= No Place Like Home (2006 film) =

No Place Like Home is a 2006 documentary about a man's experiences in the aftermath of Hurricane Katrina directed by Courtney Fathom Sell and co-produced by Jac Currie.

==Plot summary==
Filmed in roughly one month between the end of October and the beginning of December 2005, Mr. Sell's film is a portrayal of 'Defend New Orleans' creator Jac Currie’s life after Hurricane Katrina and one of his first trips back to the Gulf Coast after being stranded in New York City. It shows Defend New Orleans’ transition to a valid social aid project and features some of the earliest produced footage of post-Katrina Mississippi Gulf Coast and New Orleans.

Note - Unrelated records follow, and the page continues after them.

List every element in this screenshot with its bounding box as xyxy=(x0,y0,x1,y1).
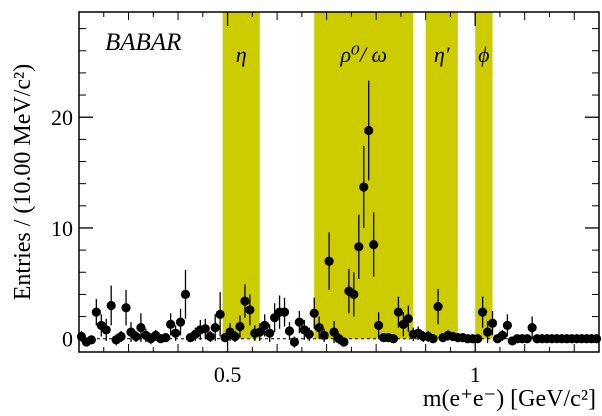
data-point-83 xyxy=(487,318,498,328)
data-point-49 xyxy=(319,330,329,340)
data-point-66 xyxy=(403,314,413,324)
x-tick-label-0: 0.5 xyxy=(214,362,242,387)
data-point-82 xyxy=(482,327,493,337)
data-point-59 xyxy=(369,239,379,250)
data-point-50 xyxy=(324,256,334,266)
data-point-58 xyxy=(364,125,374,136)
data-point-33 xyxy=(240,296,250,306)
y-tick-label-0: 0 xyxy=(62,327,73,352)
band-label-3: ϕ xyxy=(478,42,489,67)
resonance-bands: η ρ⁰/ ω η′ ϕ xyxy=(222,12,493,339)
data-point-80 xyxy=(473,334,483,344)
data-point-47 xyxy=(309,308,319,318)
data-point-71 xyxy=(428,334,438,344)
data-point-3 xyxy=(91,307,101,317)
data-point-17 xyxy=(161,333,171,343)
data-points xyxy=(76,80,602,348)
data-point-32 xyxy=(235,321,245,332)
data-point-8 xyxy=(116,331,126,342)
data-point-81 xyxy=(478,307,488,317)
experiment-label: BABAR xyxy=(105,29,181,56)
data-point-53 xyxy=(339,337,349,347)
data-point-44 xyxy=(294,317,304,327)
y-tick-label-2: 20 xyxy=(51,105,73,130)
data-point-36 xyxy=(255,327,265,337)
data-point-56 xyxy=(354,242,364,252)
data-point-51 xyxy=(329,327,339,337)
data-point-11 xyxy=(131,331,141,342)
data-point-6 xyxy=(106,300,116,311)
data-point-18 xyxy=(166,319,176,329)
data-point-26 xyxy=(205,331,215,342)
plot-frame xyxy=(78,11,600,353)
data-point-34 xyxy=(245,305,255,315)
data-point-9 xyxy=(121,303,131,313)
data-point-25 xyxy=(200,324,210,334)
data-point-64 xyxy=(393,307,404,317)
data-point-12 xyxy=(136,323,146,333)
data-point-46 xyxy=(304,329,314,339)
x-tick-label-1: 1 xyxy=(470,362,481,387)
data-point-43 xyxy=(289,337,300,347)
data-point-48 xyxy=(314,323,324,333)
data-point-60 xyxy=(374,320,384,331)
band-3 xyxy=(475,12,493,339)
band-label-2: η′ xyxy=(434,42,451,67)
y-tick-label-1: 10 xyxy=(51,216,73,241)
data-point-63 xyxy=(388,334,399,344)
data-point-2 xyxy=(86,335,96,345)
data-point-41 xyxy=(279,307,290,317)
band-0 xyxy=(222,12,260,339)
data-point-28 xyxy=(215,309,225,319)
data-point-20 xyxy=(175,317,186,327)
data-point-57 xyxy=(359,182,369,192)
band-label-0: η xyxy=(236,42,247,67)
data-point-5 xyxy=(101,325,111,335)
data-point-37 xyxy=(260,320,270,331)
data-point-90 xyxy=(522,334,532,344)
data-point-91 xyxy=(527,323,537,333)
data-point-55 xyxy=(349,289,359,300)
data-point-86 xyxy=(502,320,512,331)
data-point-21 xyxy=(180,289,191,300)
band-2 xyxy=(425,12,458,339)
y-axis-title: Entries / (10.00 MeV/c²) xyxy=(10,64,36,300)
data-point-19 xyxy=(170,328,181,338)
band-label-1: ρ⁰/ ω xyxy=(339,42,387,67)
data-point-72 xyxy=(433,301,443,312)
data-point-85 xyxy=(497,330,508,340)
data-point-38 xyxy=(265,328,275,338)
data-point-31 xyxy=(230,331,240,342)
data-point-27 xyxy=(210,323,220,333)
data-point-42 xyxy=(284,326,295,336)
x-axis-title: m(e⁺e⁻) [GeV/c²] xyxy=(423,386,596,412)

'No Place Like Home' features a soundtrack made by musicians personally connected with the subjects and interviews with friends who survived Katrina in New Orleans. All proceeds from DVD sales go directly towards Gulf Coast restoration funds.

==Background==
'Defend New Orleans' is a non-profit organization founded by New Orleans resident Jac Currie in 2004.

==Awards and honors==
Though the film was shot entirely on a handheld hi-8 video camera on a $200.00 budget, 'No Place Like Home' received 'Best Picture' at the 2006 Blue November Film Festival in Tulsa, Oklahoma, and was screened internationally at the legendary Casablanca Theater in Dresden, Germany.
In February 2007, 'Defend New Orleans' creator Jac Currie appeared on The Ellen DeGeneres Show to promote the organization and the film.

==Distribution==
Emphasis Entertainment Group (EEG) has entered an output agreement with independent filmmaker Courtney Fathom Sell and his Slumlord Productions company. The first release slated for Summer of 2008, will be Sell’s Award Winning and Critically Acclaimed Documentary "No Place Like Home".